De meeste tijd van het jaar is Daun een bescheiden en rustig plaatsje, omringd door de groene heuvels van de Duitse Vulkaneifel. Maar elk jaar in augustus is het dorp DE hot spot van de historische rallysport.
Tekst en foto’s: Frank Goedhart
Het Eifel Rallye Festival, volgens de organisatie ‘een rijdend rallymuseum’, trekt een groeiend aantal bezoekers die zich komen vergapen aan de rallyglorie van weleer. De twaalfde editie had dit jaar van 15 tot 17 augustus plaats en de organisatie (Slowly Sideways) had zich ingespannen om het deelnemersveld nog breder te maken; met rallyauto’s van 1960 tot het recente verleden waaronder ook Super2000 en modernere WRC-auto’s. De organisatie meldde dat er 95 verschillende auto’s van 30 verschillende merken met 130 onderscheidende ‘liveries’ op de deelnemerslijst stonden.

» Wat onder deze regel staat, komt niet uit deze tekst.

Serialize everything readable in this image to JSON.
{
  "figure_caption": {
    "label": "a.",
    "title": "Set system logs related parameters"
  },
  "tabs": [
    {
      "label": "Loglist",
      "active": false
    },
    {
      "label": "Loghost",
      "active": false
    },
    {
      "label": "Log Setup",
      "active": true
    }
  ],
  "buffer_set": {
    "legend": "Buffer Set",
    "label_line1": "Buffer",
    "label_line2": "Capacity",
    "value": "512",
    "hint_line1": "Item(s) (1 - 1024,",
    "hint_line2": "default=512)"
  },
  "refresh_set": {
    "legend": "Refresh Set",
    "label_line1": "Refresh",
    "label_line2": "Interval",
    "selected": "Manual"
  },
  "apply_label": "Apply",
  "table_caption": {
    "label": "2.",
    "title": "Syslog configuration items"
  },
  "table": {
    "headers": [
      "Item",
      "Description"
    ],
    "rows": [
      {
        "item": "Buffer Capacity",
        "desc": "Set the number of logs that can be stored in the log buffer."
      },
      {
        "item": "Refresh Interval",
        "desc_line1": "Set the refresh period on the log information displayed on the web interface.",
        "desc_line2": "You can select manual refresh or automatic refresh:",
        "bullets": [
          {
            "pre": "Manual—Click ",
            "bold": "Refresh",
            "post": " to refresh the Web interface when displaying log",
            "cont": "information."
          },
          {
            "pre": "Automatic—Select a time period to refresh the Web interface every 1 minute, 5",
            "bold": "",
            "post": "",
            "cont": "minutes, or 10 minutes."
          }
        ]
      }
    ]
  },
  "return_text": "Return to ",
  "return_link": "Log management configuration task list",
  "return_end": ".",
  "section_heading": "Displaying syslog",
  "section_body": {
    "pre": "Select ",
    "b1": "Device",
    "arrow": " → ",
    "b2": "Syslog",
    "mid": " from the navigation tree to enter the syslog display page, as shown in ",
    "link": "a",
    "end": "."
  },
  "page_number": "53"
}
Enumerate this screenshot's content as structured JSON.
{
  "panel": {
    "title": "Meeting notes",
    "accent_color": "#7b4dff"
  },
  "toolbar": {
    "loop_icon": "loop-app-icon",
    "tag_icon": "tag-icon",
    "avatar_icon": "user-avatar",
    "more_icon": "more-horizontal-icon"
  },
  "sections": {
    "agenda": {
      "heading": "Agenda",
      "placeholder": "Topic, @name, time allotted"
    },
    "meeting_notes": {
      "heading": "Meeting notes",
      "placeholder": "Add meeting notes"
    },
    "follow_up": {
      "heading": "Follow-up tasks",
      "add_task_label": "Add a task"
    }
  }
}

Een lijst die het water uit de mond deed lopen met niet één, maar acht Audi Quattro’s, tweemaal de Lancia Stratos, zeven Delta’ Integrale’s, Toyota Celica’s, een Peugeot 205 T16, Renault 5 Turbo’s, twee Ford RS200’s en heel veel Escort RS’en. Maar ook een Fiat Uno Turbo, een Citroën DS en een Trabant.
Het dorp Daun is het centrum van de actie, daar zetten de teams hun servicetenten op. Het serviceterrein is vrij toegankelijk en het af en aan rijden van historische rallyauto’s doet denken aan een gonzende bijenkorf waar het een drukte van belang is.
Donderdag was de dag van de ‘shakedown’; teams kregen de kans om zich te installeren en hun auto’s op een proef bij het dorpje Bodenbach uit te proberen. Waar de een het voorzichtig aan deed om materiaal te sparen en de pacenotes nog eens scherp te zetten, ging de ander er al vol tegenaan, tot genoegen van het publiek in de aangrenzende velden. Bier en bratwurst, een mooi zonnetje over het parcours én dwarsgaande Escorts brachten de stemming er al goed in.
Vrijdag begon met de scrutineering waarbij de auto’s aan een nauwkeurige inspectie werden onderworpen. Dat was zeker geen formaliteit, want er wordt gelet op originaliteit van techniek én van de bestickering. Na het voorstellen van de auto’s op het podium in Daun begon het echte werk met SS1 rond het plaatsje Kelberg. De auto’s werden met korte tussenpozen, losgelaten op de proef en doordat elke auto de proef drie keer moest afleggen, was er veel achter elkaar te zien, met zelfs hier en daar een inhaalactie.
De Audi Quattro’s (ook ingezet door Audi Tradition) leken het rustig aan te doen om het dure materiaal te sparen maar telkens als het publiek een beetje leek in te dutten door die voorzichtigheid kwam er een auto voorbij die wel alles gaf en met stofwolken en dwarsgaan de toeschouwers uit de stoeltjes kreeg. Een Fiat Punto S1600 en de Amersfoortse Daf 66 van Dion Walet waren al snel de publiekslievelingen. Er reden ook rallyhelden van weleer mee, zoals Stig Blomqvist in een Audi Quattro A2, Marcus Grönholm in de (ex-Didier Auriol) Toyota Corolla WRC, Bruno Thiry in de Ford Escort RS Cosworth en Nicky Grist in een Celica ST185.
Het ging niet om de winst, het Eifel Rallye Festival is een zogenaamde ‘gentlemens’ rally. Iedereen gaat zo hard als hij of zij wil en durft, en dat weerhoudt het merendeel van de deelnemers er niet van om er een geweldig rallyfeest van te maken. Slechter weer op zaterdag mocht de pret niet drukken en aan het eind van de dag gingen de tienduizenden bezoekers huiswaarts en konden de teams letterlijk de tent afbreken.
Een mooie bijkomstigheid was dat Daun op minder dan 20 minuten rijden ligt van de Nordschleife, waar met Ringtaxi’s of zelf rijden het lange circuit kan worden ervaren. Op de terugweg naar Nederland hebben we nog een bezoekje afgelegd bij het Nationales Automuseum The Loh Collection in Dietzhölztal – dat maakte dit autoweekend compleet!